I’ve said it before, and it’s my professional motto: “I Write. It’s What I Do.”

I literally can’t remember a time when I wasn’t writing. As soon as I could hold a pencil, I had stories to share, things to say, things that needed to be said.

I have poems and stories and random snippets of things from kindergarten, elementary/primary school, high/secondary school, both universities, all years of employment — some creative fiction, some poetry/prose, some personal brain-dump diaries.

Some of it has been or will be published in some form — whether it’s a book on Amazon like my Hart & Cole series, poetry or short stories on my The Writink website, or even just a simple Facebook post — but most of it is scattered in copybooks stashed somewhere in my cupboard, or in draft emails/posts dangling out in cyberspace.

Or, most importantly: knocking about in that cranial space between my ears where magic sometimes happens.

Even if I don’t share it all (I think I’d exhaust the universe with the sheer force of all the words), I have been writing… forever.

 

A Writer vs. Someone Who Writes

So yes, I write. It’s what I do.

But don’t misinterpret the motto. Writing’s not just “a thing” I do. Writing is an identity. A writer is just as distinct as a sexuality, a gender, a religion, a nationality.

It’s a state of being.

I quite like Eliot Rose’s piece on “The Difference Between a Writer and Someone Who Writes”, in particular:

A writer’s mind is sticky, cavernous. It is a locus of constant invention and generation, but also of deconstruction and warfare.

And:

A writer understands the capacity for words to embolden, to eviscerate, to cut a man in half. A writer’s words have texture and an aesthetic – they mean one thing on paper and another in your mouth.

For me, it’s a little something like that. I think writers see the world differently. I think writers see words differently. For a writer, a word is a living, breathing organism.

 

Words: A Love Affair

Do you know what’s beautiful about words?

Unlike math or science, no formula will produce the exact same result twice.

The synapses, the cognitions, the connections, may ricochet and interact…

But imitation is its own flattery that cannibalises itself.

Genre notwithstanding, no two writers can independently produce the same piece.

In fact, no one writer can produce the same piece with significant lapse of time and memory.

No — each piece owns its own emotion, its own moment in time. The nuances, the perspectives. Each is a kernel in and of itself, a singular atom in spite of itself, a gem both in and out of its context.
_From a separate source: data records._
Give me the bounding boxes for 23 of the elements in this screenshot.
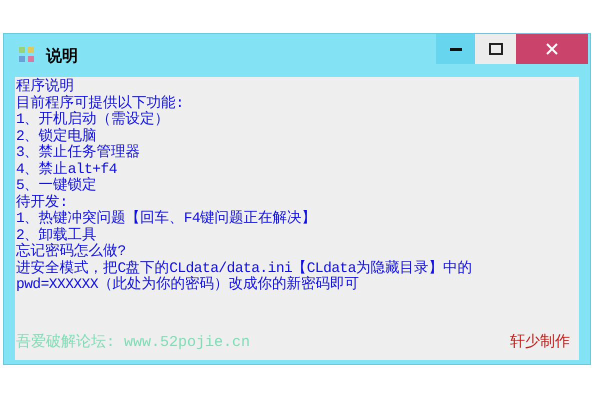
author-credit: 轩少制作 bbox=[510, 332, 570, 352]
minimize-button[interactable] bbox=[436, 34, 475, 64]
close-icon bbox=[546, 43, 558, 55]
info-text: 2、卸载工具 bbox=[16, 228, 97, 244]
info-text: 5、一键锁定 bbox=[16, 178, 97, 194]
info-text: 程序说明 bbox=[16, 79, 74, 95]
info-text: 进安全模式，把C盘下的CLdata/data.ini【CLdata为隐藏目录】中的 bbox=[16, 260, 472, 276]
info-text: 目前程序可提供以下功能: bbox=[16, 96, 184, 112]
info-text: pwd=XXXXXX（此处为你的密码）改成你的新密码即可 bbox=[16, 277, 360, 294]
info-text: 2、锁定电脑 bbox=[16, 128, 97, 144]
window-title: 说明 bbox=[46, 45, 78, 67]
info-text: 3、禁止任务管理器 bbox=[16, 145, 140, 161]
info-text: 4、禁止alt+f4 bbox=[16, 162, 117, 178]
close-button[interactable] bbox=[516, 34, 588, 64]
minimize-icon bbox=[450, 47, 462, 51]
info-text: 待开发: bbox=[16, 194, 68, 210]
app-logo-icon bbox=[18, 46, 36, 64]
maximize-icon bbox=[488, 43, 502, 55]
forum-link[interactable]: 吾爱破解论坛: www.52pojie.cn bbox=[16, 332, 250, 354]
info-text: 1、热键冲突问题【回车、F4键问题正在解决】 bbox=[16, 211, 316, 227]
info-text: 忘记密码怎么做? bbox=[16, 244, 126, 260]
info-text: 1、开机启动（需设定） bbox=[16, 112, 170, 128]
maximize-button[interactable] bbox=[475, 34, 516, 64]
The beauty of language, of words tumbling over each other to find their right places, of craft being created, to be witnessed by the eyes of others.

The simplicity of unpredictability is beautiful.

…Even though it’s scary, sometimes…

To put pen to paper and discover what pours forth from the intricacies of the festering mind…

…Or, as Eliot Rose says:

She will give you her soul always. And she will give it to you in writing.